Livestreaming for faraway loved ones
The rise of wedding streaming for loved ones tuning in from afar will also likely increase in the next year due to guests who may be uncomfortable traveling or being in large crowds immediately following the pandemic. In addition, guests will likely take a digital-first approach when it comes to gifting for weddings and wedding-related events like showers and bachelor(ette) parties.

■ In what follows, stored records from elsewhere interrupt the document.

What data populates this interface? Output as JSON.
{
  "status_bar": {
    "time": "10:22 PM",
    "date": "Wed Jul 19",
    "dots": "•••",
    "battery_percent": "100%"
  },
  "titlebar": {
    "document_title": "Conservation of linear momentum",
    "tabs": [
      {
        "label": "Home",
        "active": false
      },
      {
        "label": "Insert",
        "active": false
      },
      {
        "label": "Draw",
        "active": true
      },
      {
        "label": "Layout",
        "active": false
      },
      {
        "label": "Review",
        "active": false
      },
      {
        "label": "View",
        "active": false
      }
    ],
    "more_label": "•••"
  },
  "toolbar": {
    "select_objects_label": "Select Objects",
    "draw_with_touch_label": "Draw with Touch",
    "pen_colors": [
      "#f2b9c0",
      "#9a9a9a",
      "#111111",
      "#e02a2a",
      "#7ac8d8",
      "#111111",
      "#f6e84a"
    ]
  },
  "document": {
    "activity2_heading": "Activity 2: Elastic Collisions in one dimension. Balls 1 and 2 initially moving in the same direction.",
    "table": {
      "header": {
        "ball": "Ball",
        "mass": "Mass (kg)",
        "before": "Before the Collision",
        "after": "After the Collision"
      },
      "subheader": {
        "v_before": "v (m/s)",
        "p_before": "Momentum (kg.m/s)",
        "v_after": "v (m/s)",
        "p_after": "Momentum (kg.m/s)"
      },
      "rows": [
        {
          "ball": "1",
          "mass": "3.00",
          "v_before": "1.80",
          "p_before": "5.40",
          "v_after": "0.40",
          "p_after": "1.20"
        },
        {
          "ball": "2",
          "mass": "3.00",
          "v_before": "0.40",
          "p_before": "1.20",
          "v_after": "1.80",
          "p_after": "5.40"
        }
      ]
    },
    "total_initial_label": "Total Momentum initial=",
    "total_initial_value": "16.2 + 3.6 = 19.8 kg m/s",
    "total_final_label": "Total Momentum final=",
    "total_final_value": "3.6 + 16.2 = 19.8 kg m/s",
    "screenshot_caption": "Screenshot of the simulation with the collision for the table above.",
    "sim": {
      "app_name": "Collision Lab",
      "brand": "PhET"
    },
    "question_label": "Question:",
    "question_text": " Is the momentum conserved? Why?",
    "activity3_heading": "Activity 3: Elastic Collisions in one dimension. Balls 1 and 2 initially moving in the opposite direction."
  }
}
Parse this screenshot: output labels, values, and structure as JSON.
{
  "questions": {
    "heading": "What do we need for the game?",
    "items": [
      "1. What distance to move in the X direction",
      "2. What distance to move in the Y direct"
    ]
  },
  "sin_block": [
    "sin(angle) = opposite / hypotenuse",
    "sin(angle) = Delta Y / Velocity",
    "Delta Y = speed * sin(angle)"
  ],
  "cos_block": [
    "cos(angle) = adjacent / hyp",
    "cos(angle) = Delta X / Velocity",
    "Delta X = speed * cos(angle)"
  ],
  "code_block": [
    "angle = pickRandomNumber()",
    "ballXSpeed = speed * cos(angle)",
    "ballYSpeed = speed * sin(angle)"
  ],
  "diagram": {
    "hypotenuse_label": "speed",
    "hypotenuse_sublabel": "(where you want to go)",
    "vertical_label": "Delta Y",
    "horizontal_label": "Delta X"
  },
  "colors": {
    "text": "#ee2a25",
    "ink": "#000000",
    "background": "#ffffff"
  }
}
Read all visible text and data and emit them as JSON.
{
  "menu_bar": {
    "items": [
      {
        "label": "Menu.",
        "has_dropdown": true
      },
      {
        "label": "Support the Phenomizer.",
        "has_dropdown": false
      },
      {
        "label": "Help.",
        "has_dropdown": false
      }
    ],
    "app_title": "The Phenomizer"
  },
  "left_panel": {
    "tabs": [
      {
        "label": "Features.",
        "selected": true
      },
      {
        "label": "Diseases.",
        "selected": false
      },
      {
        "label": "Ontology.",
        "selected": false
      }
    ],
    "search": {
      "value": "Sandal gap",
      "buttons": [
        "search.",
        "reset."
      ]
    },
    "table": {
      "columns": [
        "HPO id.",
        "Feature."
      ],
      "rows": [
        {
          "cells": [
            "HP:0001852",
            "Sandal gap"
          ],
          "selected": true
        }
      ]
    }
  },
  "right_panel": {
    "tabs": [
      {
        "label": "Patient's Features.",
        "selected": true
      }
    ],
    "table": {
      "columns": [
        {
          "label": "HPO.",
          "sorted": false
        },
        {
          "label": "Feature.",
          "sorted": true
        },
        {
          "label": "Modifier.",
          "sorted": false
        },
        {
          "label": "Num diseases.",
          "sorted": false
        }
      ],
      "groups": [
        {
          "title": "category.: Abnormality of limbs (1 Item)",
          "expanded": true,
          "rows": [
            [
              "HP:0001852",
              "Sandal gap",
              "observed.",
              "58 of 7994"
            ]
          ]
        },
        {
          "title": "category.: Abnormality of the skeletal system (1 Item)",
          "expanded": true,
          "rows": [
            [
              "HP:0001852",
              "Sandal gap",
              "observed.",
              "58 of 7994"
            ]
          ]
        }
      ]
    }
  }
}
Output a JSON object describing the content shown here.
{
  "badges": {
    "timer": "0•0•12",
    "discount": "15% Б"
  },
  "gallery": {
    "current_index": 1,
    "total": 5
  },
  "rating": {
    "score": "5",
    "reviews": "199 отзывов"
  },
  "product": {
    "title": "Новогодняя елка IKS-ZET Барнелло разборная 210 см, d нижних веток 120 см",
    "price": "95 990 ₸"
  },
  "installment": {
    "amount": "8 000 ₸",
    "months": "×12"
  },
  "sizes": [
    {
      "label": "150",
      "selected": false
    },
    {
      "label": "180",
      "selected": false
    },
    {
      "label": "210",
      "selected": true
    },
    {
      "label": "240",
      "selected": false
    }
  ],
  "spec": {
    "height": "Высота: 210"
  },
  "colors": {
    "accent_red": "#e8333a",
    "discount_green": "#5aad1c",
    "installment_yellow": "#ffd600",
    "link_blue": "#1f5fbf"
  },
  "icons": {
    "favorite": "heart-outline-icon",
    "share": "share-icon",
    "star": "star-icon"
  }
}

Wedding planning continues in a social-distancing world
For couples planning weddings for 2021 and beyond, there are a few things to keep in mind. First, wedding planning is still very much able to happen right now and can easily be done in the comfort of your own home. Many vendors are conducting virtual appointments and getting to know couples and their style just as easily as they would in person. Couples can take virtual venue tours, try on dresses at home, enjoy home-delivered tastings from caterers, browse photos from photographers and videos from videographers, and read reviews of all vendors they’re looking to book for their day. In fact, one in four vendors surveyed in The Knot’s research have used video chats to connect with clients, and among venues, one-third have hosted a virtual tour. Second, couples should be flexible and open to days like Monday and Thursday. As 93 percent of couples who have had to postpone their weddings have rescheduled for later this year or 2021, couples are open to alternative wedding days to lock in their desired season or preferred team of wedding professionals.2
“Wedding pros are seeing many of these changes come to fruition in real time and are quickly building creative solutions to address necessary adjustments for engaged couples' celebrations,” said Bill Zaruka, President of Wedgewood Weddings. “Pros are certainly tapping into the rise of weekday weddings and couples' willingness to be flexible when rescheduling, as well as leveraging streaming technology to ensure high-risk loved ones can join the festivities from afar. We're also thinking through new formats for events—like the 'shift wedding'—and how these new formats can work for each couple's unique wishes for their wedding day. Each and every dedicated wedding professional is constantly thinking about what the new reality of wedding celebrations holds for their couples and how they can make this moment in time incredibly treasured—even if it looks a bit different than their initial plans. What we do know is that couples, venues and wedding pros are all working together to assure that weddings can go on safely, while still maintaining the fun and beautiful environment couples have always dreamed of.”